The United Arab Emirates-based jack-up specialist, which on Thursday confirmed it is to push for an initial public offering (IPO) in the UK capital, is also in discussions with compatriot National Drilling Company (NDC) for work and is eyeing growth in all its existing markets.
Shelf is aiming for a floatation of at least $500 million when it hits the London Stock Exchange in July. About half of this will be used to pay down a portion of its $350 million term loan, with the other half to come from principle shareholders selling down their stakes.
Chief executive David Mullen told Upstream: “Whilst we have a very low overall leverage – our net leverage is about 1.5 times the 12-month adjusted editda ... but our debt structure is quite expensive.”
Although leading shareholders will sell down some stock, Mullen said they would still continue to own between 70% and 75% of the company post-IPO. The charge on the LSE is being led by Morgan Stanley and Goldman Sachs, with the ticker SHLF lined up.
Shelf could plough some of the expected raised cash into asset purchases, Mullen saying: “We are looking opportunistically at acquiring existing rigs where there may be a strategic rationale to sell them.”
Mullen added, however, that the company is not considering purchasing whole fleets, as it did when it was set up in 2012 by a trio of private equity players - Champ Private Equity, Lime Rock and Harlan - to take over 38 shallow-water rigs from Transocean.
“We are not going to order rigs on speculation, and we are not going to buy assets if we don’t have a home (charter) for it – a home that is going to generate the returns that you see from us today,” Mullen said.
Shelf recently ordered two LeTourneau Super 116E-design jack-ups at Sharjah-based Lamprell for more than $370 million after sealing charter contracts with US supermajor Chevron worth $562 million for the rigs to work off Thailand for five years each.
Mullen described Chevron Thailand as “by far and away the most efficient exploration and production (E&P) drilling company there is out there, which on average “drills and completes wells in five days”.
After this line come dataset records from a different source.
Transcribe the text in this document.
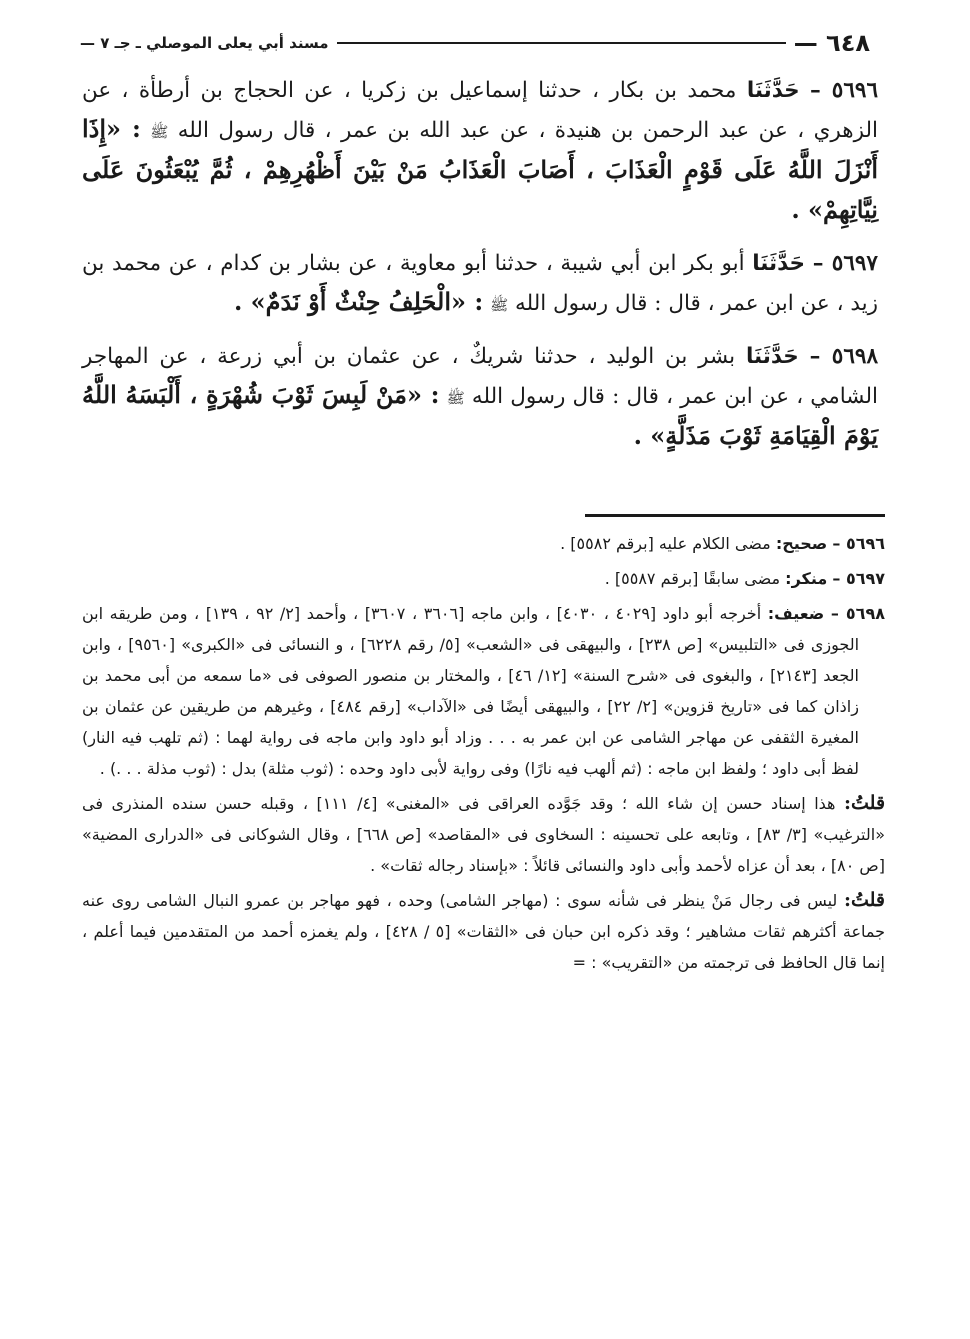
مسند أبي يعلى الموصلي ـ جـ ٧ —	٦٤٨ —

٥٦٩٦ – حَدَّثَنَا محمد بن بكار ، حدثنا إسماعيل بن زكريا ، عن الحجاج بن أرطأة ، عن الزهري ، عن عبد الرحمن بن هنيدة ، عن عبد الله بن عمر ، قال رسول الله ﷺ : «إِذَا أَنْزَلَ اللَّهُ عَلَى قَوْمٍ الْعَذَابَ ، أَصَابَ الْعَذَابُ مَنْ بَيْنَ أَظْهُرِهِمْ ، ثُمَّ يُبْعَثُونَ عَلَى نِيَّاتِهِمْ» .

٥٦٩٧ – حَدَّثَنَا أبو بكر ابن أبي شيبة ، حدثنا أبو معاوية ، عن بشار بن كدام ، عن محمد بن زيد ، عن ابن عمر ، قال : قال رسول الله ﷺ : «الْحَلِفُ حِنْثٌ أَوْ نَدَمٌ» .

٥٦٩٨ – حَدَّثَنَا بشر بن الوليد ، حدثنا شريكٌ ، عن عثمان بن أبي زرعة ، عن المهاجر الشامي ، عن ابن عمر ، قال : قال رسول الله ﷺ : «مَنْ لَبِسَ ثَوْبَ شُهْرَةٍ ، أَلْبَسَهُ اللَّهُ يَوْمَ الْقِيَامَةِ ثَوْبَ مَذَلَّةٍ» .

٥٦٩٦ – صحيح: مضى الكلام عليه [برقم ٥٥٨٢] .

٥٦٩٧ – منكر: مضى سابقًا [برقم ٥٥٨٧] .

٥٦٩٨ – ضعيف: أخرجه أبو داود [٤٠٢٩ ، ٤٠٣٠] ، وابن ماجه [٣٦٠٦ ، ٣٦٠٧] ، وأحمد [٢/ ٩٢ ، ١٣٩] ، ومن طريقه ابن الجوزى فى «التلبيس» [ص ٢٣٨] ، والبيهقى فى «الشعب» [٥/ رقم ٦٢٢٨] ، و النسائى فى «الكبرى» [٩٥٦٠] ، وابن الجعد [٢١٤٣] ، والبغوى فى «شرح السنة» [١٢/ ٤٦] ، والمختار بن منصور الصوفى فى «ما سمعه من أبى محمد بن زاذان كما فى «تاريخ قزوين» [٢/ ٢٢] ، والبيهقى أيضًا فى «الآداب» [رقم ٤٨٤] ، وغيرهم من طريقين عن عثمان بن المغيرة الثقفى عن مهاجر الشامى عن ابن عمر به . . . وزاد أبو داود وابن ماجه فى رواية لهما : (ثم تلهب فيه النار) لفظ أبى داود ؛ ولفظ ابن ماجه : (ثم ألهب فيه نارًا) وفى رواية لأبى داود وحده : (ثوب مثلة) بدل : (ثوب مذلة . . .) .

قلتُ: هذا إسناد حسن إن شاء الله ؛ وقد جَوَّده العراقى فى «المغنى» [٤/ ١١١] ، وقبله حسن سنده المنذرى فى «الترغيب» [٣/ ٨٣] ، وتابعه على تحسينه : السخاوى فى «المقاصد» [ص ٦٦٨] ، وقال الشوكانى فى «الدرارى المضية» [ص ٨٠] ، بعد أن عزاه لأحمد وأبى داود والنسائى قائلاً : «بإسناد رجاله ثقات» .

قلتُ: ليس فى رجال مَنْ ينظر فى شأنه سوى : (مهاجر الشامى) وحده ، فهو مهاجر بن عمرو النبال الشامى روى عنه جماعة أكثرهم ثقات مشاهير ؛ وقد ذكره ابن حبان فى «الثقات» [٥ / ٤٢٨] ، ولم يغمزه أحمد من المتقدمين فيما أعلم ، إنما قال الحافظ فى ترجمته من «التقريب» : =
The chief executive continued: “Our goal is to be able to save about 20% on that five days (with our two newbuilds), which is already best-in-class. So, I see that as a catalyst for other opportunities with other big E&P operators and the national oil companies.”
Saudi Aramco is already a significant customer, Mullen saying Shelf is the second-largest provider of offshore drilling services to Aramco.
“I see the UAE as a huge market and we are in discussion with NDC on a big opportunity there,” Mullen said, without elaborating.
“I see Qatar as having a lot of potential to grow – maybe not this year but certainly (in years ahead). Qatar Petroleum is looking to increase quite significantly its liquid oil production, and some time in the future they will lift the moratorium on gas drilling.”